The project, led by faculty at Miami University and North Carolina
State University (Raleigh, NC), will create a national model for
increasing the computational thinking and communication abilities of
computer science and software engineering students by integrating
communication instruction and activities throughout their curriculum.
New resources developed by the project team will enable faculty to
coordinate the communication work across courses in their curricula so
that students steadily build their communication abilities as they
proceed from introductory to capstone courses.

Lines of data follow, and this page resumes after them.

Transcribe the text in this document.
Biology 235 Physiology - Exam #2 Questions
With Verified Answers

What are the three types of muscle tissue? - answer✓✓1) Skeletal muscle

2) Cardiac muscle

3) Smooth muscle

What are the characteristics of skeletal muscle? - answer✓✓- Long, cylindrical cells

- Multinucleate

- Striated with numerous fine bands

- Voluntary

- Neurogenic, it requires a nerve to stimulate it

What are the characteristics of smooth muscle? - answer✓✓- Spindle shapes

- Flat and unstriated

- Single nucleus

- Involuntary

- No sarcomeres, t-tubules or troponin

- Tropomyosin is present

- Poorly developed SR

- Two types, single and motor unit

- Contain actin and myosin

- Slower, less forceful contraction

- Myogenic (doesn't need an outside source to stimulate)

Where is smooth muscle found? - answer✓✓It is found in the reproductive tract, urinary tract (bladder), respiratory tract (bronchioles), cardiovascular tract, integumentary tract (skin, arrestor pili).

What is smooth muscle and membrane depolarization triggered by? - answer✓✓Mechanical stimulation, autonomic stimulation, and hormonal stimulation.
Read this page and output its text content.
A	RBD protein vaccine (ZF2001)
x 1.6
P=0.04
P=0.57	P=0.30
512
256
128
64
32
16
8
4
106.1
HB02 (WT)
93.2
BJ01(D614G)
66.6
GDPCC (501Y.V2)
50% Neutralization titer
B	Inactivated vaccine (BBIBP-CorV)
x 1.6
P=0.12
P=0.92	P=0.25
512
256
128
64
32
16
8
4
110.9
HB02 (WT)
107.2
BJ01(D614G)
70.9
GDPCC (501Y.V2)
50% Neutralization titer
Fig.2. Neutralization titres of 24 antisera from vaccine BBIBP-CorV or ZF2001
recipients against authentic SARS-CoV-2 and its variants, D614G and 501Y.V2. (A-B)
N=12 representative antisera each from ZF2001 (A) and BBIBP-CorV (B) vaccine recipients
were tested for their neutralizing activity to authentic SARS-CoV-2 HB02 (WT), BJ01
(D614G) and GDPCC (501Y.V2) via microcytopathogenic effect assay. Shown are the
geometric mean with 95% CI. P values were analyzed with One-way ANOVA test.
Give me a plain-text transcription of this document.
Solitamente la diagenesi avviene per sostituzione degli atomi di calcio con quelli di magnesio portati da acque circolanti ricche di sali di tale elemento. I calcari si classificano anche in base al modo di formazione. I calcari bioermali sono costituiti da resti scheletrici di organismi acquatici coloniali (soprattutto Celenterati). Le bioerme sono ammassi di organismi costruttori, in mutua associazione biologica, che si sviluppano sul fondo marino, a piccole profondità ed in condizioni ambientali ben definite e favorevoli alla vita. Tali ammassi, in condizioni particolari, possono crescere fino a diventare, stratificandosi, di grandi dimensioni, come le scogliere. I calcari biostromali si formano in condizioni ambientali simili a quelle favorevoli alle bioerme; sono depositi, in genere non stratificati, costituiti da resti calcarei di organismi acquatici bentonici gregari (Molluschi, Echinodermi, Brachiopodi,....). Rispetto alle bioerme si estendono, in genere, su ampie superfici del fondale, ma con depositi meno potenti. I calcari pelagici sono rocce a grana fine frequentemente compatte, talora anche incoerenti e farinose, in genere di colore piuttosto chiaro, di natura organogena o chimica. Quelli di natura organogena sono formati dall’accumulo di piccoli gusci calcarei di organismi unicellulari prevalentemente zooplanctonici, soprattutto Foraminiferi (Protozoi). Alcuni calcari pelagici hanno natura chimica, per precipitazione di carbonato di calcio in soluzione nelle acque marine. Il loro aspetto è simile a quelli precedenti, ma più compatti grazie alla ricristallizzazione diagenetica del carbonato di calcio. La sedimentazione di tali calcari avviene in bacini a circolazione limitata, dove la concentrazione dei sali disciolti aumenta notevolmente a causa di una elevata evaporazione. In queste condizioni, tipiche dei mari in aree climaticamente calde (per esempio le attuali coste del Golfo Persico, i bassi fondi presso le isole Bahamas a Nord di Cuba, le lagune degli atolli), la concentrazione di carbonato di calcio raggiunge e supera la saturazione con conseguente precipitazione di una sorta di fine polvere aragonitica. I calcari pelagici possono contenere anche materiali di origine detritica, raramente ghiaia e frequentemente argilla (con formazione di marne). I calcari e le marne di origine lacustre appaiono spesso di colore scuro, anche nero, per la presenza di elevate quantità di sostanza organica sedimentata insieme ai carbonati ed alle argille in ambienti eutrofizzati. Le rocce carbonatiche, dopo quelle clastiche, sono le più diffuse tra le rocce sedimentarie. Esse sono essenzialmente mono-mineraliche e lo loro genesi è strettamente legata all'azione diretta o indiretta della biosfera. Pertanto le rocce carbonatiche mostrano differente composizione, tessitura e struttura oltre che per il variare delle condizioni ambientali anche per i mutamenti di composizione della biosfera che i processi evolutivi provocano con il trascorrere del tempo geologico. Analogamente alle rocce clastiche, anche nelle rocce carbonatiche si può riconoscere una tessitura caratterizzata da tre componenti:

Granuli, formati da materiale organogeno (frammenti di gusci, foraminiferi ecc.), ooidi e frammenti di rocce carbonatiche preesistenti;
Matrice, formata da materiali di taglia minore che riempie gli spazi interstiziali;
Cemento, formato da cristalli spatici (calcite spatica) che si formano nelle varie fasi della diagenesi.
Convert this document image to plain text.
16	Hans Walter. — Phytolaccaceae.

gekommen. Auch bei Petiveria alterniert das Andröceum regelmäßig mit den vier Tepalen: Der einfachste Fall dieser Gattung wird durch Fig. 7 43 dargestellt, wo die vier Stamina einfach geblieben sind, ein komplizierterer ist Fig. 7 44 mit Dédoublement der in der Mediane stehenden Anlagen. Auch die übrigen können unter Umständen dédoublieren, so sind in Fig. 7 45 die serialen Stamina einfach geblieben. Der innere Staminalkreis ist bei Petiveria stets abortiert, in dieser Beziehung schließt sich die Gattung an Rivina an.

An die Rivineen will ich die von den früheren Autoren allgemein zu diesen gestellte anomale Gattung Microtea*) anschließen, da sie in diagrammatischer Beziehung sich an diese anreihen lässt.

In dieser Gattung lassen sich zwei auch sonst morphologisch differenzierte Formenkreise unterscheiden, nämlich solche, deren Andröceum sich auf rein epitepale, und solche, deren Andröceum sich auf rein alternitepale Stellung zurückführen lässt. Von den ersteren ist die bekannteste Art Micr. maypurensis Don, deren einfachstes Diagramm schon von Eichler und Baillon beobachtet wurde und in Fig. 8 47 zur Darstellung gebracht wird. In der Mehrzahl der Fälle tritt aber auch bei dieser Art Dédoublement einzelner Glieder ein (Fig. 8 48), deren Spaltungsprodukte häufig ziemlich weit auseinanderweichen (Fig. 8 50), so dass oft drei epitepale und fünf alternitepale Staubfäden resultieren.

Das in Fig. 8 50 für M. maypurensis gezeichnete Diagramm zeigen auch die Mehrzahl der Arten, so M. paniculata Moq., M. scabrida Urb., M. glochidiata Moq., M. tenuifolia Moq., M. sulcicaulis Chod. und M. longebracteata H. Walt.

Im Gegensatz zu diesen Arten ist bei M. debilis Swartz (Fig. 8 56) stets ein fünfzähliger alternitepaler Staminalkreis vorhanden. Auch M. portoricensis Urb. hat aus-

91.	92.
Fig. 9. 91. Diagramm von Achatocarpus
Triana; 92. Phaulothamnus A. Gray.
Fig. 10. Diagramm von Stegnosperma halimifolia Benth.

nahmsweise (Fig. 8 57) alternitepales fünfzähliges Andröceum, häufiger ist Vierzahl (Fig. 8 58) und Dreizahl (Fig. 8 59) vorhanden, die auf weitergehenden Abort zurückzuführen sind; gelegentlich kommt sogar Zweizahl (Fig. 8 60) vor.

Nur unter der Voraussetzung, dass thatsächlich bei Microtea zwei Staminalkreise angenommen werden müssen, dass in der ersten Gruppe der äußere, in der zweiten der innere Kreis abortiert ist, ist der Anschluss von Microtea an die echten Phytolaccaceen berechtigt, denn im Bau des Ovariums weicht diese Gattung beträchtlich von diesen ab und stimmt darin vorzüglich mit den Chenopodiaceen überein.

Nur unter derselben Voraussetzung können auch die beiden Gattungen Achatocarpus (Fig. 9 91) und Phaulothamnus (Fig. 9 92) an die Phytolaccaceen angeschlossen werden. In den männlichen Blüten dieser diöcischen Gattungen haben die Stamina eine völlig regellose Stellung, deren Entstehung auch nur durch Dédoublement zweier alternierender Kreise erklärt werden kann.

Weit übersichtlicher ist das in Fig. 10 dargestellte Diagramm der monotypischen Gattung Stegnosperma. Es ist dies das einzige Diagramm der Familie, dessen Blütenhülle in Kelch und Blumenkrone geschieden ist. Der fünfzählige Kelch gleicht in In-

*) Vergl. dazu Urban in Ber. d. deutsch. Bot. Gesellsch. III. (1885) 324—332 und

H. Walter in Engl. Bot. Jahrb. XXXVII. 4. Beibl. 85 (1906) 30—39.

“Software developers need excellent writing and speaking skills to
communicate effectively with clients and each other,” Janet Burge,
assistant professor of computer science and software engineering at
Miami University explained. “That is why communication should be taught
together with technical material, not as a separate topic outside their
field.”
Participating universities on the project team are: Chalmers
University of Technology (Gothenberg, Sweden), Clemson, Eastern
Michigan, Massachusetts Institute of Technology, Michigan Technological
Institute, Muhlenberg College, Quinnipiac, Rose-Hulman Institute of
Technology, Tennessee Tech, University of Guelph (Ontario, Canada),
University of Central Florida, and the University of Minnesota.
To learn industry’s views of the communication abilities needed by
new college graduates with computer-related degrees, the project team
met in June with computer professionals from 10 companies, including
Fidelity, Microsoft, NetApp, Northrop Grumman, and SAS.
Since then, project team members have worked in six teams to develop
assignments and instructional supports for students and faculty. Each
team is developing assignments for one of the project’s six target
courses that almost every student majoring in computer science and
software engineering takes. The courses range from the introductory
course for first-year students to the senior capstone course.
Co-principal investigators for the project are Burge, Gerald Gannod,
associate professor of CSE, and Paul Anderson, director of the Howe
Center for Writing Excellence, all at Miami University, and Mladen Vouk,
chair of the computer science department, and Michael Carter, associate
dean of the graduate school and director of the Campus Writing and
Speaking Program at North Carolina State University.